Of course this would require cultural changes too. But if cars were designed to be upgraded with new safety and comfort features over time, the opportunities for customisation and personalisation could be enormously attractive to consumers.

- Posted using BlogPress from my iPad

Car lover not planet hater

I love cars. I love their complexity, their style, their power and their function. I was lucky enough to have a car from a young age: while I was still learning to drive my parents very kindly bought me a slightly dilapidated 1970 Volkswagen Beetle, which I proceeded to clean up and respray (following the application of copious quantities of filler), and fit with a series of ever-more Heath Robinson-esque stereo arrangements.

This fabulous transport became the group taxi for my friends for the next few years, and took me down to Cardiff and up to Manchester, as well as on more prosaic lunchtime trips to the nearest drivethru McDonalds. I think the fact that it also allowed me to ferry my younger sister from place to place encouraged my parents’ generosity, but I was no less grateful for that. It was an incredible thing to have that degree of freedom at such a young age.
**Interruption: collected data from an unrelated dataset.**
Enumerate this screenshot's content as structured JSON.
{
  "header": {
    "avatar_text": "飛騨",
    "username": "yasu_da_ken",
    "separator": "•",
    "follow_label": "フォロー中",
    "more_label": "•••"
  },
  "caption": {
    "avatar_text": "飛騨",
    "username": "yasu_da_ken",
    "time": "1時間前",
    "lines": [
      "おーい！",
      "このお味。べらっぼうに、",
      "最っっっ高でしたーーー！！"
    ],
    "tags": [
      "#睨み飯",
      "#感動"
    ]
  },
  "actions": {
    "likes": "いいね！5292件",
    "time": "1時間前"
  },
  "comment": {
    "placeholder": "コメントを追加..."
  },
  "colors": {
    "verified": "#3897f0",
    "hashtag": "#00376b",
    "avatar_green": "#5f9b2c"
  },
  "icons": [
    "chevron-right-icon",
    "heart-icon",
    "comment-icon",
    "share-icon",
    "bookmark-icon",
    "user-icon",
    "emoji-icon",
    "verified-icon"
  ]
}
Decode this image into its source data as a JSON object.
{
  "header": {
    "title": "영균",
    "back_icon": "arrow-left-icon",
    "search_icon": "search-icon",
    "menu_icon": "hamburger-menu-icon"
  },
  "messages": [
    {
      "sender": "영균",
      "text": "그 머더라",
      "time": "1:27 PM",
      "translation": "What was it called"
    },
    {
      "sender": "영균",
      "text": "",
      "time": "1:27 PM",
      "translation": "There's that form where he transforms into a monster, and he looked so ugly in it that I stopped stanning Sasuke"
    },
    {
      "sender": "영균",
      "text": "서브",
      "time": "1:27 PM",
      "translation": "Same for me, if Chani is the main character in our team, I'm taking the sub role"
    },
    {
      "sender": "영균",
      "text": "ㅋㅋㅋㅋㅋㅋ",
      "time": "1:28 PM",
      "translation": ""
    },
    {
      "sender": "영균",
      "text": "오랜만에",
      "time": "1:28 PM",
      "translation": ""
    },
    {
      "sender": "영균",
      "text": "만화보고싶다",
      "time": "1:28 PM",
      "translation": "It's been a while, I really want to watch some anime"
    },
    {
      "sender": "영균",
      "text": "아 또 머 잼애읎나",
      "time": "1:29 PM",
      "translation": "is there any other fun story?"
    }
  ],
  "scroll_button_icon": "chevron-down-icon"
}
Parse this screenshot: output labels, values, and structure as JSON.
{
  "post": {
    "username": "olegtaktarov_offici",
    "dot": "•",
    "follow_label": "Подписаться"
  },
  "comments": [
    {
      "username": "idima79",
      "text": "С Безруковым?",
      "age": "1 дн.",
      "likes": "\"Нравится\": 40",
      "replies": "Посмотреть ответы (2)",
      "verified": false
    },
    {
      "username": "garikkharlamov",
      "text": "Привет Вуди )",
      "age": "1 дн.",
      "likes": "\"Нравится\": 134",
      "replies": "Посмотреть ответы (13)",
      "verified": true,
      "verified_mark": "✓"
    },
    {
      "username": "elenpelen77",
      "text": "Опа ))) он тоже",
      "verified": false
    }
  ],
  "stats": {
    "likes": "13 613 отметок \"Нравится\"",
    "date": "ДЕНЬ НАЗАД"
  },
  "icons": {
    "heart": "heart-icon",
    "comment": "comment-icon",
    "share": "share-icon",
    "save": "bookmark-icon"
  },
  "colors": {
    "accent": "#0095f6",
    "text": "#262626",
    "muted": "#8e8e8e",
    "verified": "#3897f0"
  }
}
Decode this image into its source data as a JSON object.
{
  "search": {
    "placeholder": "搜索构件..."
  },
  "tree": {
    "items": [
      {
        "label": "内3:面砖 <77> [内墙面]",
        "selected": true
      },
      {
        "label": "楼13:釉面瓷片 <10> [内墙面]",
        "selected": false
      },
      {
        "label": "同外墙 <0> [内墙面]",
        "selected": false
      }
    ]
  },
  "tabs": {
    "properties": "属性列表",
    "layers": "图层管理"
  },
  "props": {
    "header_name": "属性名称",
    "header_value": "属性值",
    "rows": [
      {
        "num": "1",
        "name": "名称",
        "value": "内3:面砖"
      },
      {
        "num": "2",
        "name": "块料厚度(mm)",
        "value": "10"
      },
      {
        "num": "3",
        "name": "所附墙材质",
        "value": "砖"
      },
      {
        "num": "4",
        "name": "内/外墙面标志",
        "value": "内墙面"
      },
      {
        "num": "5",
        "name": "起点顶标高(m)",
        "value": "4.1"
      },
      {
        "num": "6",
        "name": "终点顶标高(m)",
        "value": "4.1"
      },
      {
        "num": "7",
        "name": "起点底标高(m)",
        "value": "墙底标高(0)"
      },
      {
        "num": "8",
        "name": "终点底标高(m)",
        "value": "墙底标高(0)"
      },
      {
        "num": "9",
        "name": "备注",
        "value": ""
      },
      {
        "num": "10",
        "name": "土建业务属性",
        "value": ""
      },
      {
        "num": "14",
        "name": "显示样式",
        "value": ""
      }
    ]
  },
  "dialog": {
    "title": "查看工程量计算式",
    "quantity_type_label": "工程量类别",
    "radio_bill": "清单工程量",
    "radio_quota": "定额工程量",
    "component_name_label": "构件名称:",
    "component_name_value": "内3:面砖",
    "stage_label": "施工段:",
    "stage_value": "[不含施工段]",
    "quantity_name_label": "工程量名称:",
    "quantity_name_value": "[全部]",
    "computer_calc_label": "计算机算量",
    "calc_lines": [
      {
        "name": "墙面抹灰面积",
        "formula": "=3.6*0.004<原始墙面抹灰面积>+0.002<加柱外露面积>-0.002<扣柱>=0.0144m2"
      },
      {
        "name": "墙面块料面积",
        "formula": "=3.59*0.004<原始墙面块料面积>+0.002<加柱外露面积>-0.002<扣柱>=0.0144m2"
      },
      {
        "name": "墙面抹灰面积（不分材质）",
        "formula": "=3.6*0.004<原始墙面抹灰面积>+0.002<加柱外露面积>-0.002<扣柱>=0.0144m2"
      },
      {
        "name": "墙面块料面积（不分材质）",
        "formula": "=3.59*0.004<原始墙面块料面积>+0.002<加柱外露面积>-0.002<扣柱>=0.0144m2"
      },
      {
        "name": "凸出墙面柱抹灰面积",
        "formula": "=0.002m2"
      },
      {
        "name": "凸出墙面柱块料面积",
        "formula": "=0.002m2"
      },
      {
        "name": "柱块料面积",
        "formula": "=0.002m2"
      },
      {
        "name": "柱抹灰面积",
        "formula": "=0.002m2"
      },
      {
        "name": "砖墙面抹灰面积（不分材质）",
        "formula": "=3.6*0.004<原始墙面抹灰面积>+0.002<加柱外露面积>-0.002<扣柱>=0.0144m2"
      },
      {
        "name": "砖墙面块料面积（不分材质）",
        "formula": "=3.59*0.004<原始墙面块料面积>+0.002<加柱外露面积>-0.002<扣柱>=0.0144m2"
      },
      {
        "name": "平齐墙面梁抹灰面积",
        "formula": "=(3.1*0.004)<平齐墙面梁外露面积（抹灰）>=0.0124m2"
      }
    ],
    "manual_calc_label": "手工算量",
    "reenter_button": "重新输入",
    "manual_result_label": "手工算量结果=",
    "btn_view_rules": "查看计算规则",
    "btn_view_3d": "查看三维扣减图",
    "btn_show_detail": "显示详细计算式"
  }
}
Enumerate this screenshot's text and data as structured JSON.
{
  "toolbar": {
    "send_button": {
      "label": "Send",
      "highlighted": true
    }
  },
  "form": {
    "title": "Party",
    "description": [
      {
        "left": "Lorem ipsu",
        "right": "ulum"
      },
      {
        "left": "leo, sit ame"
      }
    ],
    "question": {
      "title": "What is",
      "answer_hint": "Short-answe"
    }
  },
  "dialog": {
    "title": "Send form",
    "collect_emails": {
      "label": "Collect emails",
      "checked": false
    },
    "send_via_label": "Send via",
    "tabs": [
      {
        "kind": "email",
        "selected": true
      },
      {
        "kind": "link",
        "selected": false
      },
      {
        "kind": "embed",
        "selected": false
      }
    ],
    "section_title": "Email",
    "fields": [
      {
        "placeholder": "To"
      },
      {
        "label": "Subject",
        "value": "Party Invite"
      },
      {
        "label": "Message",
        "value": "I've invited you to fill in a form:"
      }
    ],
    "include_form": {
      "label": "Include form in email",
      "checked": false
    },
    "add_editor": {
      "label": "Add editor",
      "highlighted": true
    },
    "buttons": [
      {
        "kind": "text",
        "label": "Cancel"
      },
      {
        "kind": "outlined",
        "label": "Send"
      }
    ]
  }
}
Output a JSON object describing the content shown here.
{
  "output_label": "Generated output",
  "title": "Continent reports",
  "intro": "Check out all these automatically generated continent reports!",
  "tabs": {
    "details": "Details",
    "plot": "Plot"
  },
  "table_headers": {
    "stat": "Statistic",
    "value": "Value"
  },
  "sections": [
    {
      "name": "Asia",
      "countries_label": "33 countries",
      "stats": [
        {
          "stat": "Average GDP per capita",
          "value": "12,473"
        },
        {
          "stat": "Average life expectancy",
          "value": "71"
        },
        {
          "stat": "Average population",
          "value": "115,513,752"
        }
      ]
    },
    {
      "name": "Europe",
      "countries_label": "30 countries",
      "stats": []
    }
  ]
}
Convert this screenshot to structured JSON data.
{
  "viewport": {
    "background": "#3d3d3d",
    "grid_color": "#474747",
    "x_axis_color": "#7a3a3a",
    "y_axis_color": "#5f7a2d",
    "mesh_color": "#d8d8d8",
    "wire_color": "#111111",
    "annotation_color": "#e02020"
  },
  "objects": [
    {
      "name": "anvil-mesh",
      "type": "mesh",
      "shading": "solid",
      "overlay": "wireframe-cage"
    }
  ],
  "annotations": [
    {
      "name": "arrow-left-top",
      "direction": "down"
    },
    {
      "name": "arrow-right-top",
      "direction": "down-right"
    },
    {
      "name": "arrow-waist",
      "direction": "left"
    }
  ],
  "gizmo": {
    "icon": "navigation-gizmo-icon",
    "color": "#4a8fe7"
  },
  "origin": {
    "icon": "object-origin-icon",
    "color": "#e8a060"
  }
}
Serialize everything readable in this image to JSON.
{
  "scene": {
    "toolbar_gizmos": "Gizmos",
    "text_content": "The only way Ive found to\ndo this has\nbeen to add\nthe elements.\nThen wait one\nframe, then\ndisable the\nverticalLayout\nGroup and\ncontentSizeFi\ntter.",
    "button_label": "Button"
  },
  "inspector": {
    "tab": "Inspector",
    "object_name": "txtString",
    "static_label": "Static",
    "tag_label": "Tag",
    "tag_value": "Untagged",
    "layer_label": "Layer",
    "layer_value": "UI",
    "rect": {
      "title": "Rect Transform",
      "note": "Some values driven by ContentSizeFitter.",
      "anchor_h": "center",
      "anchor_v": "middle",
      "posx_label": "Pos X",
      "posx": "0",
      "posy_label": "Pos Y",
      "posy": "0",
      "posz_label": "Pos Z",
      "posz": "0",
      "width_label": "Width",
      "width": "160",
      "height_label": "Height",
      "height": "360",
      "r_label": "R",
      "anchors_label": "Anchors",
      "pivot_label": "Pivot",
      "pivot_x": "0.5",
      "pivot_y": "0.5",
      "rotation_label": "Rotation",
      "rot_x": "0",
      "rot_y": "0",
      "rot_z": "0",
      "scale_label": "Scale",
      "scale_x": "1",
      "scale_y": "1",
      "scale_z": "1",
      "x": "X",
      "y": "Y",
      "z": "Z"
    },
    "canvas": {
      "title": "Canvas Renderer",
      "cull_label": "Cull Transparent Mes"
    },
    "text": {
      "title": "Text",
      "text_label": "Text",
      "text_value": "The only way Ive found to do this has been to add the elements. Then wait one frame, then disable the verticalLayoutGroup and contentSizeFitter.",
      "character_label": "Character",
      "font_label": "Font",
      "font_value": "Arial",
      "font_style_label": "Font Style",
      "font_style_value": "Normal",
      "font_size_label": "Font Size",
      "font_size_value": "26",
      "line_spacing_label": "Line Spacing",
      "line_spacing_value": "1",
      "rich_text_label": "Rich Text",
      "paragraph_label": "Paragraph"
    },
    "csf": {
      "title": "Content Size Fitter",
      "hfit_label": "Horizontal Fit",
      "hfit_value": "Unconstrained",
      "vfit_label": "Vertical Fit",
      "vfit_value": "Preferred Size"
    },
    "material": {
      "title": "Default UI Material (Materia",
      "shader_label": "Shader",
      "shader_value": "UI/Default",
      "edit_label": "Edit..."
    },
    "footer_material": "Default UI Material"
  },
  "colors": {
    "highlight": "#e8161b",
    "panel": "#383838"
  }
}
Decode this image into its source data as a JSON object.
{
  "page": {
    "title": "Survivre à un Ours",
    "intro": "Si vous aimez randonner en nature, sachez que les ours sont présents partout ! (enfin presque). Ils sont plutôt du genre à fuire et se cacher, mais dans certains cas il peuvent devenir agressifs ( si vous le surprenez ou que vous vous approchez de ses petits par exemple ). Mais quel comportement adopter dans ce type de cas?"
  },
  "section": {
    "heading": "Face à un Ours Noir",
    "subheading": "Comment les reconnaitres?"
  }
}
I’m not sure I truly appreciated the freedom a car brings until a few years later. After University I went without a car for a few years, following the sad, quiet collapse of the Beetle’s engine/bodywork/chassis/suspension, and the passing on of my next car, a hand-me-down Metro Mayfair that had belonged to my Grandma. While I didn’t have a car I coped fine, getting the train to work and everywhere else. But after working for a few years I decided I wanted a car again – as much, I confess, out of sheer consumerism as a real need. I set my heart on a BMW 3-series coupe.

What a revelation. I started driving out to a local watersports lake just outside the centre of Reading where I was living at the time. It was only miles from my house but it was totally inaccessible by public transport and the cost of a taxi would have been prohibitive. Having the car enabled me to participate in a sport that was otherwise closed to me, and through which I met a great new set of friends. The car also made me more valuable at work: with it I could travel to client meetings without the help of a (usually more senior) colleague, which meant that I was let off the leash to handle more client contact on my own. Once I had the car again, giving it up would have meant giving up my major social activity, and becoming reliant on colleagues again at work. There was no going back.

Unfortunately the BMW was neither the cheapest car to run, nor the most environmentally friendly. A few months after moving to Manchester I sold it and bought a rather more eco-friendly turbo diesel.

I can’t imagine not having a car now, especially with the arrival of a baby. I know people can and do manage, but our whole society is built around individual transport to specific destinations. I could say I wish that it weren’t the case, and certainly I would like public transport to provide a more viable alternative. But the honest reality is that I like the freedom and individuality that the car offers. The ability to go exactly where I want in a manner and environment that I have defined.

So does that make me a bad person? I don’t think it does. The things I love about the car do not make it a bad thing. I’m not wedded to the petrol engine: I’d love there to be a real and environmentally friendly alternative. I know a lot of the carbon footprint of a car is laid down in its manufacture rather than its use, but again this is a challenge that can be addressed, if not totally overcome. I don’t think it is the car per se that is the problem: it is just today’s cars.

Likewise I don’t think being a car lover necessarily makes you a planet hater. The environmental impact will always be a factor in my future choice of cars and I think anyone for whom it’s not should rightly be pilloried (that means you in your Chelsea tractor). Wherever it is most practical I will continue to use public transport (I’m sat in Euston station typing this).

But I will continue to love cars, and I confess, will dream of driving a V8 monster when I’m chugging along in my somewhat more eco-friendly diesel.